AI Insight
This study identifies USP39, a ubiquitin-specific peptidase, as a positive regulator of innate antiviral immunity operating through two distinct mechanisms. USP39 enhances RIG-I protein levels by promoting the splicing and maturation of pre-RIG-I mRNA, while simultaneously stabilizing STING protein by removing K48-linked polyubiquitin chains at the K288 residue, thereby preventing its degradation. Both in vitro and in vivo experiments confirmed that USP39 deficiency increases susceptibility to RNA viruses such as VSV and H1N1 PR8, as well as the DNA virus HSV-1, whereas USP39 overexpression strengthens antiviral defense and type I interferon production.
Why it matters
USP39 represents a potential therapeutic target for antiviral interventions, as modulating its activity could enhance innate immune responses against a broad range of both RNA and DNA viral infections. Understanding how a single factor controls two major antiviral signaling pathways simultaneously may help guide the development of more broadly effective antiviral strategies.

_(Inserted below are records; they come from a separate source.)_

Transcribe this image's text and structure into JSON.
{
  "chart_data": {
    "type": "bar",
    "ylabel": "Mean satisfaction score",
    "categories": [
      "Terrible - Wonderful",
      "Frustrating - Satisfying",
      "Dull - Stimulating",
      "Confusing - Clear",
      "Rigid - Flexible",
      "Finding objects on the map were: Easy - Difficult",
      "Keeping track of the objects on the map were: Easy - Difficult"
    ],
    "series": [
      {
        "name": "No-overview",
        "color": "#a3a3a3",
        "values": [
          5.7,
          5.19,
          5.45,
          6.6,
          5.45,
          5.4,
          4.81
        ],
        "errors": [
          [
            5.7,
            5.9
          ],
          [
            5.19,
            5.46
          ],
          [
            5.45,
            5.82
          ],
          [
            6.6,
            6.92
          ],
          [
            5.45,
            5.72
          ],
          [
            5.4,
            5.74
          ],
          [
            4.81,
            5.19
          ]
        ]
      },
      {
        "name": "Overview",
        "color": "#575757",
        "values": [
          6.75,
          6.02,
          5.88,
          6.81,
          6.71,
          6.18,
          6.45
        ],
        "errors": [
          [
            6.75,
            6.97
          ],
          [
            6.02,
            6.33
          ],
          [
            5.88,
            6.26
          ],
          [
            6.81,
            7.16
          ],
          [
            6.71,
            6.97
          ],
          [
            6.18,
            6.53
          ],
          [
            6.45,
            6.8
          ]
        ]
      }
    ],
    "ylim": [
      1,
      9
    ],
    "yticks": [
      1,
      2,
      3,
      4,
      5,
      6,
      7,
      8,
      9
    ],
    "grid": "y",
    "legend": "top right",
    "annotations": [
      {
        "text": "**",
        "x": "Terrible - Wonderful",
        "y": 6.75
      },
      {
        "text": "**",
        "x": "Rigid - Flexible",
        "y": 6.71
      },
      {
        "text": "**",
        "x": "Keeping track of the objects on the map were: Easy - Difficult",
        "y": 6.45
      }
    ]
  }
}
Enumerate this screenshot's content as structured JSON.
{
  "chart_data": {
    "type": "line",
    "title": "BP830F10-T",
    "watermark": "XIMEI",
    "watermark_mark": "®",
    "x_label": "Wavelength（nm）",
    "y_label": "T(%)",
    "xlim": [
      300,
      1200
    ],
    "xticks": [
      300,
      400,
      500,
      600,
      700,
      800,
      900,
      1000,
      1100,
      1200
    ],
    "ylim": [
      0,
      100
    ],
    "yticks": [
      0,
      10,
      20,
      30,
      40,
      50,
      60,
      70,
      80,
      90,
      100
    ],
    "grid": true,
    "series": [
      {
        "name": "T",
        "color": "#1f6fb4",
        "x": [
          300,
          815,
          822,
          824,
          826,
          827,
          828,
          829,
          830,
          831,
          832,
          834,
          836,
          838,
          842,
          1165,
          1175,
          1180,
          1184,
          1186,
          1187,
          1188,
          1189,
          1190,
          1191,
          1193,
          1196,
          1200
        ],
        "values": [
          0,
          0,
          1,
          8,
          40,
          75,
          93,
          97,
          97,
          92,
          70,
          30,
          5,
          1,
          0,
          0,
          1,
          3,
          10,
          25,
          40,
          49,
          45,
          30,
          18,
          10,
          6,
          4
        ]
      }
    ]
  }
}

by Jiazheng Quan, Xibao Zhao, Shaoying Chen, Hongrui Li, Wei Chen, Qianqian Di, Xunwei Li, Jiajing Zhao, Han Wu, Jin Chen, Yue Xiao, Zherui Wu, Weilin Chen
RIG-I and STING are critical for mediating the RIG-I and cGAS-STING signaling pathways that guard against viral infection. Here, we report that ubiquitin-specific peptidase 39 (USP39) positively regulates the RIG-I and cGAS-STING pathways to induce antiviral innate immunity in vitro and in vivo. The USP39 deficiency impaired the antiviral immune response of macrophages, leading to low type I IFNs expression, and high RNA and (e.g., VSV, H1N1 PR8) DNA virus (e.g., HSV-1) replication. Moreover, USP39-deficient mice were more sensitive to VSV or HSV-1 infection than control mice. Conversely, USP39 overexpression promoted the antiviral immune response. Mechanistically, we found that USP39 regulates RIG-I protein expression by promoting pre-RIG-I mRNA splicing and maturation. In addition, we also revealed that USP39 interacts with and stabilizes STING protein by deubiquitinating K48-linked polyubiquitin of STING at K288. These data show that USP39 positively regulates RNA and DNA-virus-induced RIG-I and cGAS-STING signaling, respectively, by promoting post-transcriptional control of RIG-I and stabilization of STING. These data provide new insights and potential therapeutic targets to control viral infections.